Tag Archives: lexicography

Word of the year

I was pretty uninspired by this year’s word of the year candidates, so I’m going to be proactive about next year’s word.I have a candidate for a new word of the year, one that I made up a while ago. It will be of use for anyone in the NE US at the moment. It’s

snow dags

and it refers to the cruddy bits of snow that accumulate on the mud flaps and hang down behind the tyres on cars when you drive in snow. Use it, spread it, and nominate it next year.


TshwaneLex again

Given that I’ve now been using TshwaneLex for a few weeks I thought I’d post an update on how it’s going. In general, it’s going pretty well.

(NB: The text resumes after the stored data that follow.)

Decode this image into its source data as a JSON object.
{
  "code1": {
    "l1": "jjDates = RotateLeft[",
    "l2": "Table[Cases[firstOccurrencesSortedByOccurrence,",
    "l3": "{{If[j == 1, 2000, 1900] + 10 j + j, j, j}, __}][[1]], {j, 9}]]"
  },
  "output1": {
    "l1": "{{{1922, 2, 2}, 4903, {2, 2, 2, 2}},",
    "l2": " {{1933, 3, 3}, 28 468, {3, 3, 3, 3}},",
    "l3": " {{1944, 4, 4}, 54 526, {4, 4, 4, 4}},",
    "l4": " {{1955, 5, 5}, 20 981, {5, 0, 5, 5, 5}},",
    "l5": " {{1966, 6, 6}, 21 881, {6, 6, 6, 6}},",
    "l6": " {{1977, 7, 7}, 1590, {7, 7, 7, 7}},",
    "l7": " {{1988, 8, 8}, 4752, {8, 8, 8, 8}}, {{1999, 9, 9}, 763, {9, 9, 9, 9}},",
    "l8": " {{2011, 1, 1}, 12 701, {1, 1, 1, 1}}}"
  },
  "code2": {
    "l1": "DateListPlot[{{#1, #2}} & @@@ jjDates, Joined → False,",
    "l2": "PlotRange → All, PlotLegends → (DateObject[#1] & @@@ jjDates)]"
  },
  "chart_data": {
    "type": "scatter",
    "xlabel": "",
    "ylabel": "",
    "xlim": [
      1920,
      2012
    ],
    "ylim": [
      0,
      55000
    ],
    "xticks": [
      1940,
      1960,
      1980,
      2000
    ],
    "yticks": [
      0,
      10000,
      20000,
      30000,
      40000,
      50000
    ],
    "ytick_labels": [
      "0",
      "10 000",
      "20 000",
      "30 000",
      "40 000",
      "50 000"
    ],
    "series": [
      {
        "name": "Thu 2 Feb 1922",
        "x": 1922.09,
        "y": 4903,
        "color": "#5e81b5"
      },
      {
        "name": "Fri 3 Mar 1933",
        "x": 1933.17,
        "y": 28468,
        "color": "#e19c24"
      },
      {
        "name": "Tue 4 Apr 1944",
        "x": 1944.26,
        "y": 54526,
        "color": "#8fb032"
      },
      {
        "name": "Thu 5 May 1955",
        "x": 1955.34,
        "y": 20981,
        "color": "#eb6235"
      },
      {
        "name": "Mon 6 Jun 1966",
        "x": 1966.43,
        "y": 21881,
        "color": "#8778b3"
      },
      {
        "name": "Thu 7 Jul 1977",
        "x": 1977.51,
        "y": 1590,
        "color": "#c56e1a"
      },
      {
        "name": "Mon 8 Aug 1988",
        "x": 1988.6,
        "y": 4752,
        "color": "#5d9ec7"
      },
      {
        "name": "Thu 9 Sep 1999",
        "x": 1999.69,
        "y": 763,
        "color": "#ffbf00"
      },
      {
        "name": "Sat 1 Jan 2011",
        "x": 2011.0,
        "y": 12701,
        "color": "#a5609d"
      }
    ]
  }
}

  • If you’re going to change the DTD (and you’ll probably need to, if you have custom information or a trilingual dictionary), it’s important to plan in advance and ideally document what you’ve done. It’s easy to introduce inconsistencies and they are a pain to change later on (it’s possible, but it’s easier not to have to). For example, I ended up with the scientific name field in two places. I reimported the data to the correct field instance, checked it was ok, then deleted the unwanted field).
  • The field structure enforcement is worth the time it took to import the data. Generally sorting stuff out has been pretty good.
  • I’ve set up a few versions of the dictionary, including a wordlist, a full version, and a Toolbox export (which puts the backslash codes back before the items). This has been easier than modifying CCT exports by hand for Toolbox, although the difference isn’t all that big.
  • Editing is taking longer. The navigation is a little more time-consuming, since adding fields is a hierarchical process, but compared to the amount of time it’s taking to edit the damn dictionary because of inconsistent entry in the first place, it’s probably worth the tradeoff.
  • I really like being able to work on the English – Yan-nhangu section of the dictionary at the same time. This takes some doing in Toolbox (well, it requires the creation of two lexica…) I wish I could work on the Dhuwal section too, but since i know that language much less well than English or Yan-nhangu, the processing and addition of information won’t be as intensive. I suspect, since there’s a high degree of syntactic and semantic isomorphism between Yan-nhangu and Dhuwal, I’ll be able to reverse the Dhuwal and Yan-nhangu glosses, change the audience and layout but keep most of the structure. That’s not true for the English part of the dictionary.